StructDetector.split_module_fields/1 returns the list of struct atom and fields from the given maps list (or a single map). Nestru will call it with an appropriate map to build the child list of nested structs according to the hint.

defmodule StructDetector do
  def split_module_fields(map) do
    list = List.wrap(map)

    try do
      {:ok,
       Enum.flat_map(list, fn a_map ->
         Enum.map(a_map, fn {module_string, fields} ->
           {Module.safe_concat([module_string]), fields}
         end)
       end)}
    rescue
      ArgumentError -> {:error, :nonexisting_struct}
    end
  end
end

require Protocol

defimpl Nestru.Decoder, for: [Parent, Child, TypeOne, TypeTwo] do
  def from_map_hint(_struct, _context, map) do
    if Map.has_key?(map, "child_list") do
      with {:ok, module_fields_list} <-
             StructDetector.split_module_fields(Map.fetch!(map, "child_list")) do
        {modules_list, fields_list} = Enum.unzip(module_fields_list)

        {:ok,
         %{
           child_list: fn _value -> Nestru.decode_from_list_of_maps(fields_list, modules_list) end
         }}
      end
    else
      # Empty hint, decode all keys as-is.
      {:ok, %{}}
    end
  end
end

Decode

{:ok, [{root_module, fields}]} = StructDetector.split_module_fields(payload)
Nestru.decode_from_map!(fields, root_module)
%Parent{
  field: "Value",
  another_field: "Another value",
  child_list: [
    %Child{
      child_field: "Child 1 data",
      child_list: [%TypeOne{field: "Value"}, %TypeTwo{another_field: "Some other value"}]
    },
    %Child{child_field: "Child 2 data", child_list: nil}
  ]
}

payload can start from any node that Nestru.Decoder protocol is implemented for and be of any level of nestedness.

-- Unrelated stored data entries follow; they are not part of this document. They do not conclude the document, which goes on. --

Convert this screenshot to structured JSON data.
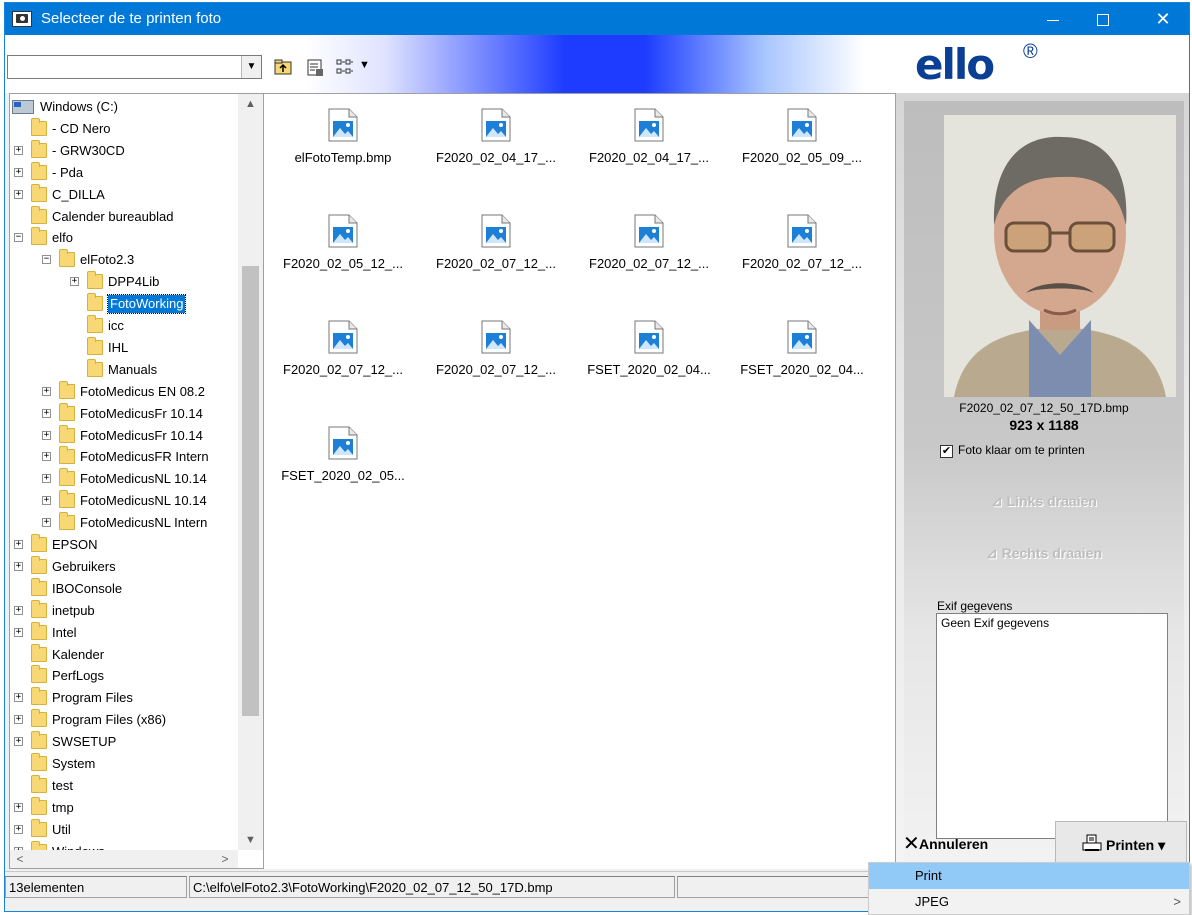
{
  "window": {
    "title": "Selecteer de te printen foto",
    "controls": {
      "minimize": "",
      "maximize": "",
      "close": "✕"
    },
    "accent": "#0078d7"
  },
  "toolbar": {
    "path_value": "",
    "logo_text": "ello",
    "logo_mark": "®",
    "icons": [
      "up-folder-icon",
      "properties-icon",
      "view-icon",
      "chevron-down-icon"
    ]
  },
  "tree": {
    "items": [
      {
        "label": "Windows (C:)",
        "expander": ""
      },
      {
        "label": "- CD  Nero",
        "expander": ""
      },
      {
        "label": "- GRW30CD",
        "expander": "+"
      },
      {
        "label": "- Pda",
        "expander": "+"
      },
      {
        "label": "C_DILLA",
        "expander": "+"
      },
      {
        "label": "Calender bureaublad",
        "expander": ""
      },
      {
        "label": "elfo",
        "expander": "−"
      },
      {
        "label": "elFoto2.3",
        "expander": "−"
      },
      {
        "label": "DPP4Lib",
        "expander": "+"
      },
      {
        "label": "FotoWorking",
        "expander": ""
      },
      {
        "label": "icc",
        "expander": ""
      },
      {
        "label": "IHL",
        "expander": ""
      },
      {
        "label": "Manuals",
        "expander": ""
      },
      {
        "label": "FotoMedicus EN 08.2",
        "expander": "+"
      },
      {
        "label": "FotoMedicusFr 10.14",
        "expander": "+"
      },
      {
        "label": "FotoMedicusFr 10.14",
        "expander": "+"
      },
      {
        "label": "FotoMedicusFR Intern",
        "expander": "+"
      },
      {
        "label": "FotoMedicusNL 10.14",
        "expander": "+"
      },
      {
        "label": "FotoMedicusNL 10.14",
        "expander": "+"
      },
      {
        "label": "FotoMedicusNL Intern",
        "expander": "+"
      },
      {
        "label": "EPSON",
        "expander": "+"
      },
      {
        "label": "Gebruikers",
        "expander": "+"
      },
      {
        "label": "IBOConsole",
        "expander": ""
      },
      {
        "label": "inetpub",
        "expander": "+"
      },
      {
        "label": "Intel",
        "expander": "+"
      },
      {
        "label": "Kalender",
        "expander": ""
      },
      {
        "label": "PerfLogs",
        "expander": ""
      },
      {
        "label": "Program Files",
        "expander": "+"
      },
      {
        "label": "Program Files (x86)",
        "expander": "+"
      },
      {
        "label": "SWSETUP",
        "expander": "+"
      },
      {
        "label": "System",
        "expander": ""
      },
      {
        "label": "test",
        "expander": ""
      },
      {
        "label": "tmp",
        "expander": "+"
      },
      {
        "label": "Util",
        "expander": "+"
      },
      {
        "label": "Windows",
        "expander": "+"
      }
    ],
    "selected": "FotoWorking",
    "scroll_up": "▲",
    "scroll_down": "▼",
    "scroll_left": "<",
    "scroll_right": ">"
  },
  "files": [
    "elFotoTemp.bmp",
    "F2020_02_04_17_...",
    "F2020_02_04_17_...",
    "F2020_02_05_09_...",
    "F2020_02_05_12_...",
    "F2020_02_07_12_...",
    "F2020_02_07_12_...",
    "F2020_02_07_12_...",
    "F2020_02_07_12_...",
    "F2020_02_07_12_...",
    "FSET_2020_02_04...",
    "FSET_2020_02_04...",
    "FSET_2020_02_05..."
  ],
  "preview": {
    "filename": "F2020_02_07_12_50_17D.bmp",
    "dimensions": "923 x 1188",
    "ready_checked": true,
    "ready_label": "Foto klaar om te printen",
    "rotate_left": "Links draaien",
    "rotate_right": "Rechts draaien",
    "exif_label": "Exif gegevens",
    "exif_value": "Geen Exif gegevens"
  },
  "actions": {
    "cancel": "Annuleren",
    "print": "Printen"
  },
  "status": {
    "count": "13elementen",
    "path": "C:\\elfo\\elFoto2.3\\FotoWorking\\F2020_02_07_12_50_17D.bmp"
  },
  "menu": {
    "items": [
      {
        "label": "Print",
        "highlighted": true,
        "submenu": ""
      },
      {
        "label": "JPEG",
        "highlighted": false,
        "submenu": ">"
      }
    ]
  }
}
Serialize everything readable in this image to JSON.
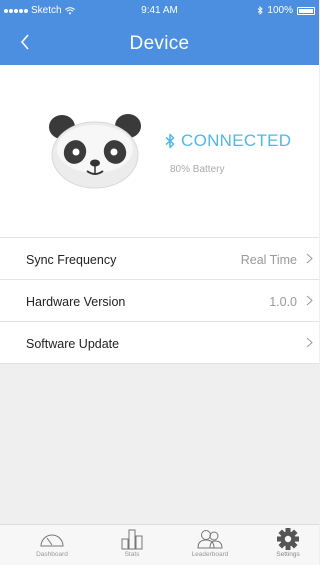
{
  "status_bar": {
    "carrier": "Sketch",
    "time": "9:41 AM",
    "battery": "100%"
  },
  "nav": {
    "title": "Device",
    "back_icon": "chevron-left-icon"
  },
  "device": {
    "status": "CONNECTED",
    "battery_text": "80% Battery",
    "status_color": "#4fb9e6",
    "icon": "bluetooth-icon"
  },
  "settings_rows": [
    {
      "label": "Sync Frequency",
      "value": "Real Time"
    },
    {
      "label": "Hardware Version",
      "value": "1.0.0"
    },
    {
      "label": "Software Update",
      "value": ""
    }
  ],
  "tabs": [
    {
      "label": "Dashboard",
      "icon": "gauge-icon"
    },
    {
      "label": "Stats",
      "icon": "bar-chart-icon"
    },
    {
      "label": "Leaderboard",
      "icon": "users-icon"
    },
    {
      "label": "Settings",
      "icon": "gear-icon",
      "active": true
    }
  ],
  "colors": {
    "header": "#4c8fe0",
    "accent": "#4fb9e6"
  }
}
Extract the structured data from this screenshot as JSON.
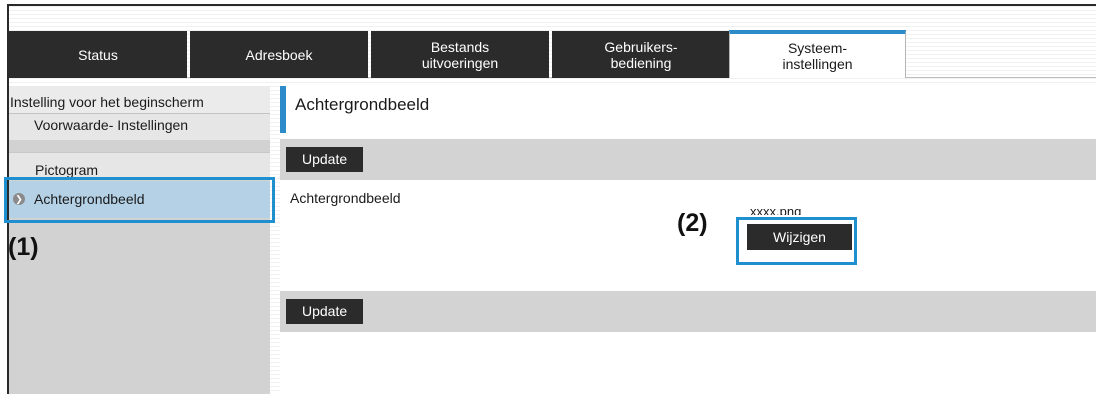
{
  "tabs": [
    {
      "line1": "Status",
      "line2": ""
    },
    {
      "line1": "Adresboek",
      "line2": ""
    },
    {
      "line1": "Bestands",
      "line2": "uitvoeringen"
    },
    {
      "line1": "Gebruikers-",
      "line2": "bediening"
    },
    {
      "line1": "Systeem-",
      "line2": "instellingen"
    }
  ],
  "sidebar": {
    "header": "Instelling voor het beginscherm",
    "items": [
      {
        "label": "Voorwaarde- Instellingen"
      },
      {
        "label": "Pictogram"
      },
      {
        "label": "Achtergrondbeeld"
      }
    ]
  },
  "main": {
    "title": "Achtergrondbeeld",
    "update_label": "Update",
    "field_label": "Achtergrondbeeld",
    "file_name": "xxxx.png",
    "change_label": "Wijzigen"
  },
  "callouts": {
    "one": "(1)",
    "two": "(2)"
  },
  "colors": {
    "accent": "#2e8bc9",
    "highlight": "#1f8fd0",
    "active_item": "#b4d1e6",
    "tab_dark": "#2b2b2b"
  }
}
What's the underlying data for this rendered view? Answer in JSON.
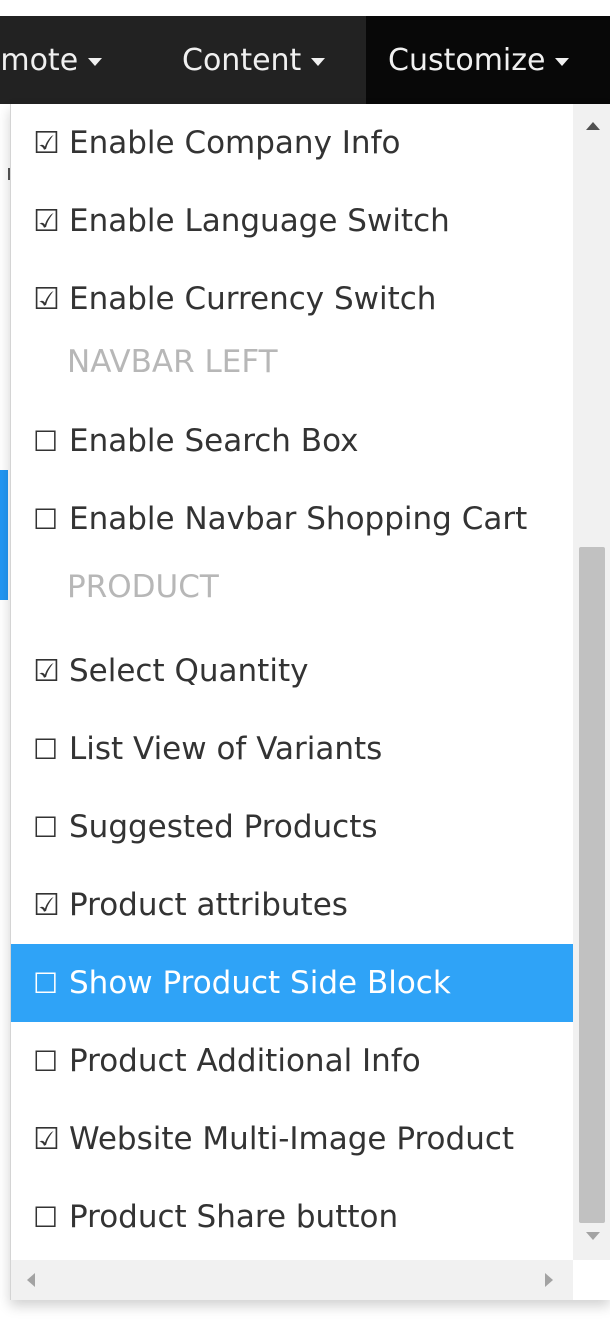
{
  "navbar": {
    "items": [
      {
        "label": "omote",
        "dropdown": true,
        "active": false
      },
      {
        "label": "Content",
        "dropdown": true,
        "active": false
      },
      {
        "label": "Customize",
        "dropdown": true,
        "active": true
      }
    ]
  },
  "menu": {
    "checked_glyph": "☑",
    "unchecked_glyph": "☐",
    "rows": [
      {
        "type": "option",
        "label": "Enable Company Info",
        "checked": true
      },
      {
        "type": "option",
        "label": "Enable Language Switch",
        "checked": true
      },
      {
        "type": "option",
        "label": "Enable Currency Switch",
        "checked": true
      },
      {
        "type": "header",
        "label": "NAVBAR LEFT"
      },
      {
        "type": "option",
        "label": "Enable Search Box",
        "checked": false
      },
      {
        "type": "option",
        "label": "Enable Navbar Shopping Cart",
        "checked": false
      },
      {
        "type": "header",
        "label": "PRODUCT"
      },
      {
        "type": "option",
        "label": "Select Quantity",
        "checked": true
      },
      {
        "type": "option",
        "label": "List View of Variants",
        "checked": false
      },
      {
        "type": "option",
        "label": "Suggested Products",
        "checked": false
      },
      {
        "type": "option",
        "label": "Product attributes",
        "checked": true
      },
      {
        "type": "option",
        "label": "Show Product Side Block",
        "checked": false,
        "highlighted": true
      },
      {
        "type": "option",
        "label": "Product Additional Info",
        "checked": false
      },
      {
        "type": "option",
        "label": "Website Multi-Image Product",
        "checked": true
      },
      {
        "type": "option",
        "label": "Product Share button",
        "checked": false
      }
    ]
  },
  "colors": {
    "navbar_bg": "#222222",
    "navbar_active_bg": "#080808",
    "highlight_bg": "#2fa3f7",
    "header_text": "#b7b7b7"
  }
}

And you can easily support new nodes by including their names in the list in defimpl.

Keep in mind that Code.string_to_quoted is as unsafe as String.to_atom. A new atom will be created for each key, identifier, etc in your input, so it’s an invitation to denial of service. You can avoid this by using :static_atoms_encoder but never, ever parse user input without taking that into account.

4 Likes

Whoa!

Thanks a ton. I didn’t consider this.